Because, see, Apollo and Athena's whole end game in this trial is to move social order away from revenge and towards a judicial system. In abstract terms, he was trying to move justice away from the realm of the heart (need revenge now) and towards the realm of the mind (hmm, let's weigh the pros and cons). And the idea of fatherhood, at least back in the day, was much more associated with the realm of the head than the heart.

If you're a new dad in ancient Greece, a few things are going through your head. The first, obviously, is "Squee! Time to buy all the baby-sized togas!" But the second is "Okay, let's think rationally. Is this kid really mine? Okay, he has my eyes—check. He has my weird toes—check. Okay, cool.
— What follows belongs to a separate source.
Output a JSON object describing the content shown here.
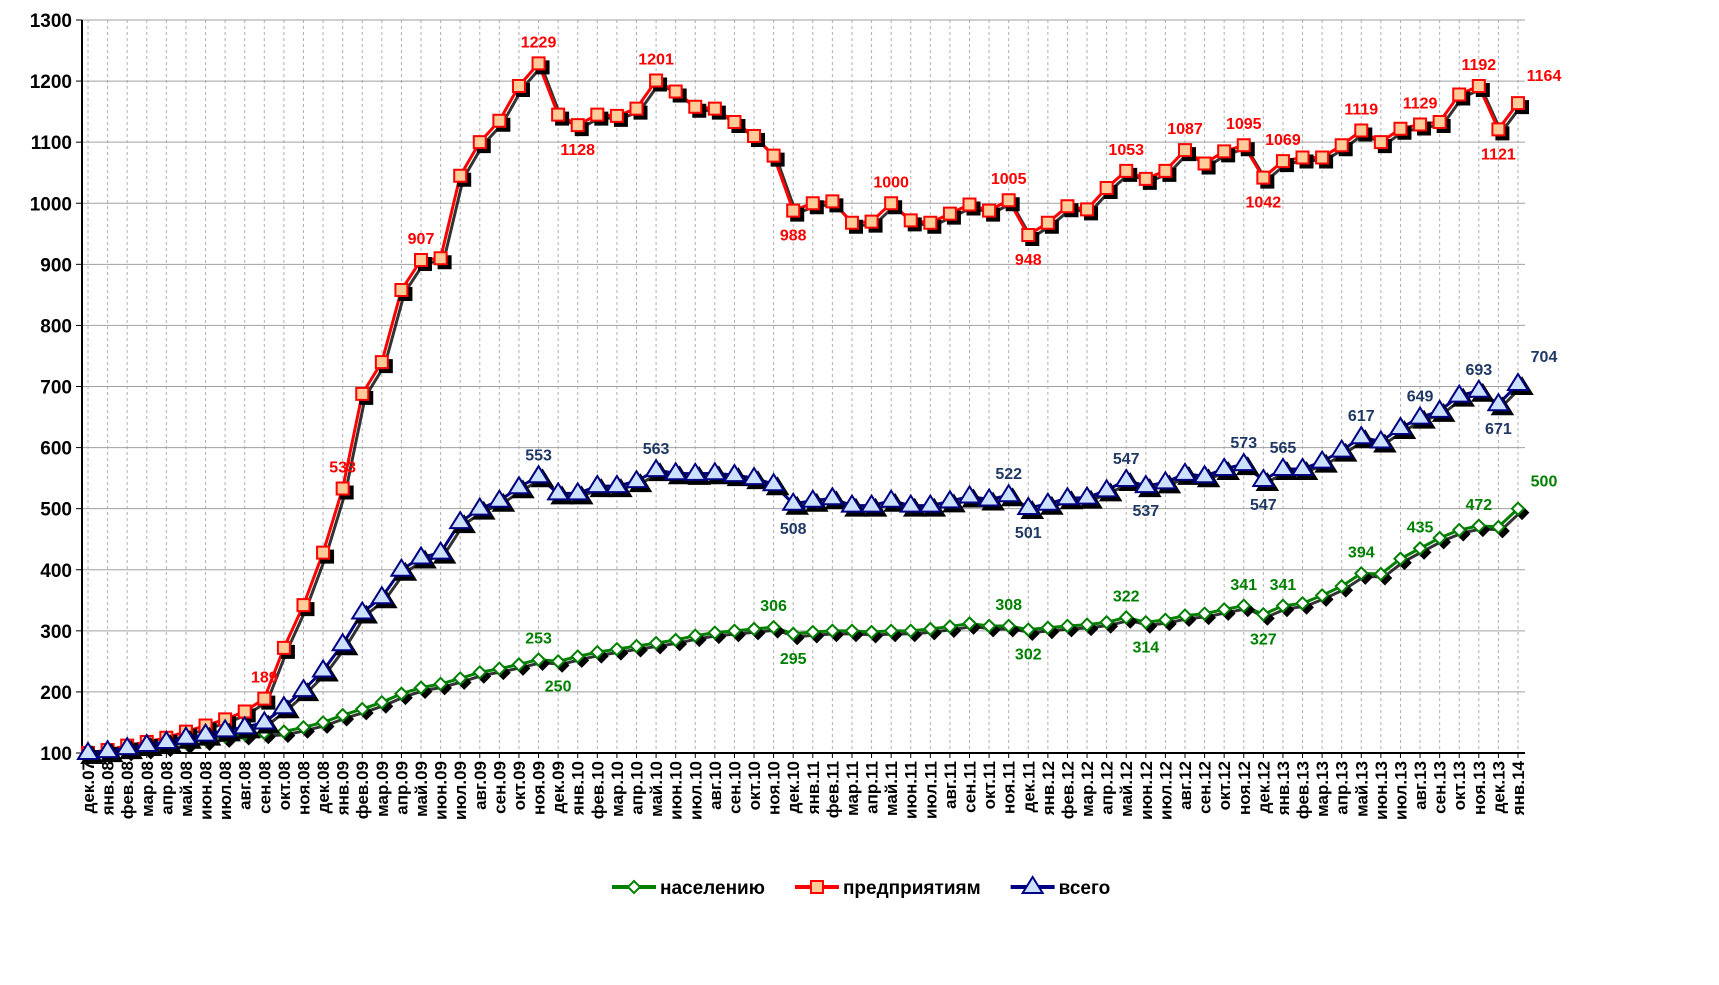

Time to break out the wine-skins in celebration!"

Mothers—not so much. They're basically tethered to the child (no actual argument can be made for the fact that it isn't theirs) and are probably having all the feels as a result of a) happiness b) hormones and c) giving birth in the era before epidurals.

So this "moms aren't related to their babies" argument is an elaborate metaphor for the idea of revenge, and justice. The feeling of revenge can be likened to a mother's claim on her kiddo: if a kid comes out of a woman's birth canal, it's hers, just like if you feel a need for revenge, it's yours. There's also the implication of overwhelming (traditionally "feminine") high emotion.

Good justice, on the other hand, is full of judgment. You have to take a detached look at the situation. "Is this kid mine?" requires the same thought processes, necessarily removed from emotion, as "Is (insert act here) justifiable?"

So The Eumenides isn't just being a sexist pig. It's also being a very clever, metaphor-using, abstract-thinking pig.